Ancak ne yazık ki, ulusal düzlemde Gezi, 6-8 Ekim, 17-25 Aralık ve PKK’nın "devrimci halk ayaklanması" gibi olaylarla toplumsal çatışma öne çıktı. Böylece, AK Parti’nin toplumsal alanda nüfuz alanını genişletmesi ve toplumsal dönüşüm hamlesi durduruldu. Bölgesel alanda reformist güçler ezildi ve sıfır-sorun politikası çöktü. Böylece, bölgesel dönüşüm süreci boğulmuş oldu. Küresel alanda İslam terörle, Türkiye de DAEŞ’le özdeşleştirilerek partinin medeniyetsel farklılık iddiası gayri-meşrulaştırıldı. Böylece, medeniyetsel eşitlenme ve somut olarak bunun küresel meseleler konusunda karar alıcı merci konumdaki uluslararası kurumların yapısına yansımasının önü alınmış oldu.
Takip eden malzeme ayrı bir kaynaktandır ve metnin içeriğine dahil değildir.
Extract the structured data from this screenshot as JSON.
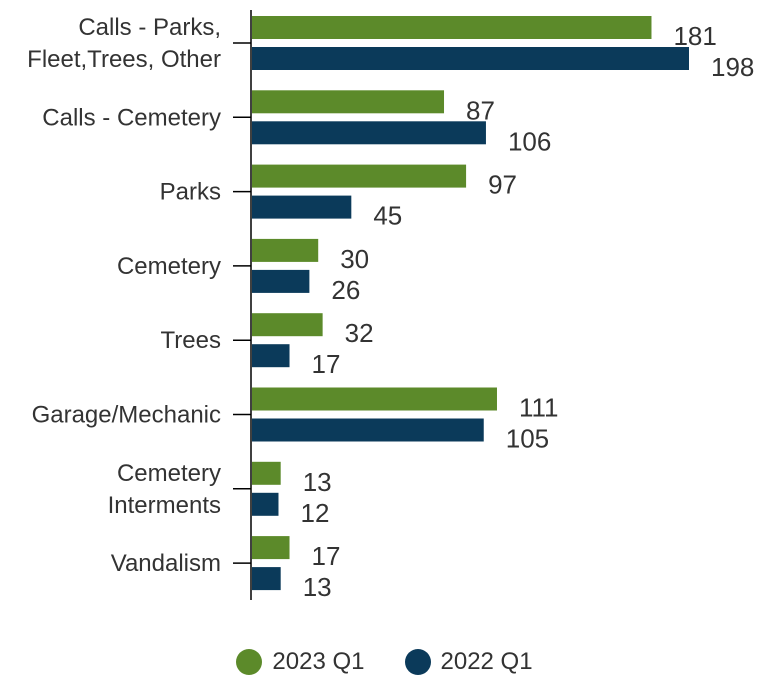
{
  "chart_data": {
    "type": "bar",
    "orientation": "horizontal",
    "categories": [
      [
        "Calls - Parks,",
        "Fleet,Trees, Other"
      ],
      [
        "Calls - Cemetery"
      ],
      [
        "Parks"
      ],
      [
        "Cemetery"
      ],
      [
        "Trees"
      ],
      [
        "Garage/Mechanic"
      ],
      [
        "Cemetery",
        "Interments"
      ],
      [
        "Vandalism"
      ]
    ],
    "series": [
      {
        "name": "2023 Q1",
        "color": "#5c8a2a",
        "values": [
          181,
          87,
          97,
          30,
          32,
          111,
          13,
          17
        ]
      },
      {
        "name": "2022 Q1",
        "color": "#0b3a5a",
        "values": [
          198,
          106,
          45,
          26,
          17,
          105,
          12,
          13
        ]
      }
    ],
    "xlim": [
      0,
      220
    ],
    "grid": false,
    "legend_position": "bottom"
  }
}
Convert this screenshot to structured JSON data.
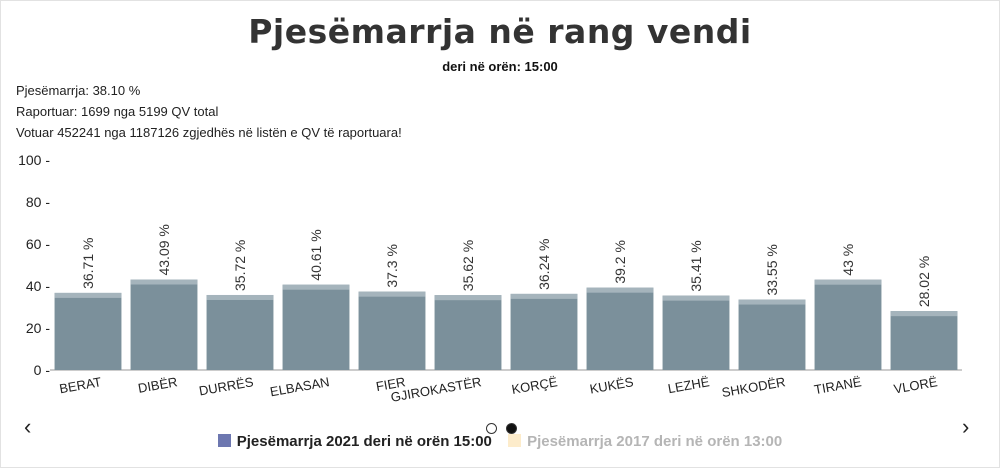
{
  "title": "Pjesëmarrja në rang vendi",
  "subtitle": "deri në orën: 15:00",
  "stats": {
    "participation": "Pjesëmarrja: 38.10 %",
    "reported": "Raportuar: 1699 nga 5199 QV total",
    "voted": "Votuar 452241 nga 1187126 zgjedhës në listën e QV të raportuara!"
  },
  "nav": {
    "prev": "‹",
    "next": "›"
  },
  "legend": [
    {
      "label": "Pjesëmarrja 2021 deri në orën 15:00",
      "color": "#6d77b0",
      "active": true
    },
    {
      "label": "Pjesëmarrja 2017 deri në orën 13:00",
      "color": "#fdeccb",
      "active": false
    }
  ],
  "colors": {
    "bar": "#7b909b",
    "bar_top": "#a5b4bc",
    "axis": "#9a9a9a"
  },
  "chart_data": {
    "type": "bar",
    "categories": [
      "BERAT",
      "DIBËR",
      "DURRËS",
      "ELBASAN",
      "FIER",
      "GJIROKASTËR",
      "KORÇË",
      "KUKËS",
      "LEZHË",
      "SHKODËR",
      "TIRANË",
      "VLORË"
    ],
    "series": [
      {
        "name": "Pjesëmarrja 2021 deri në orën 15:00",
        "values": [
          36.71,
          43.09,
          35.72,
          40.61,
          37.3,
          35.62,
          36.24,
          39.2,
          35.41,
          33.55,
          43,
          28.02
        ]
      }
    ],
    "data_labels": [
      "36.71 %",
      "43.09 %",
      "35.72 %",
      "40.61 %",
      "37.3 %",
      "35.62 %",
      "36.24 %",
      "39.2 %",
      "35.41 %",
      "33.55 %",
      "43 %",
      "28.02 %"
    ],
    "ylim": [
      0,
      100
    ],
    "yticks": [
      0,
      20,
      40,
      60,
      80,
      100
    ],
    "ytick_labels": [
      "0 -",
      "20 -",
      "40 -",
      "60 -",
      "80 -",
      "100 -"
    ],
    "grid": false,
    "legend_position": "bottom"
  }
}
Bu çok-boyutlu tıkanma sonucunda AK Parti’nin siyasi idealleri büyük yara almış oldu. Dolayısıyla, partinin kendini yeniden üretebilmesi, yani iktidarda kalabilmesi için mevcut gerçekliğe uygun bir şekilde kendini yeniden tanımlaması gerekti. Buna göre, ulusal düzlemde parti kendi cemaatsel sınırlarına çekilerek -"milli ve yerli" bir siyaset bunun somut halidir- daha çatışmacı ve reaksiyoner bir siyaset izleme noktasına geldi. Bölgesel düzlemde dönüşüm perspektifini bir kenara bırakarak statik ve reaktif bir siyasete doğru yol aldı. Küresel düzlemde ise İslamofobi ve emperyalizm söylemleri üzerinden Batı-karşıtı bir siyaset ön plana çıktı. Bu siyasi eğilimlerin toplamı AK Parti’nin "yeni siyaseti"ni ve siyasi ittifak ilişkilerini tanımlamaya başladı.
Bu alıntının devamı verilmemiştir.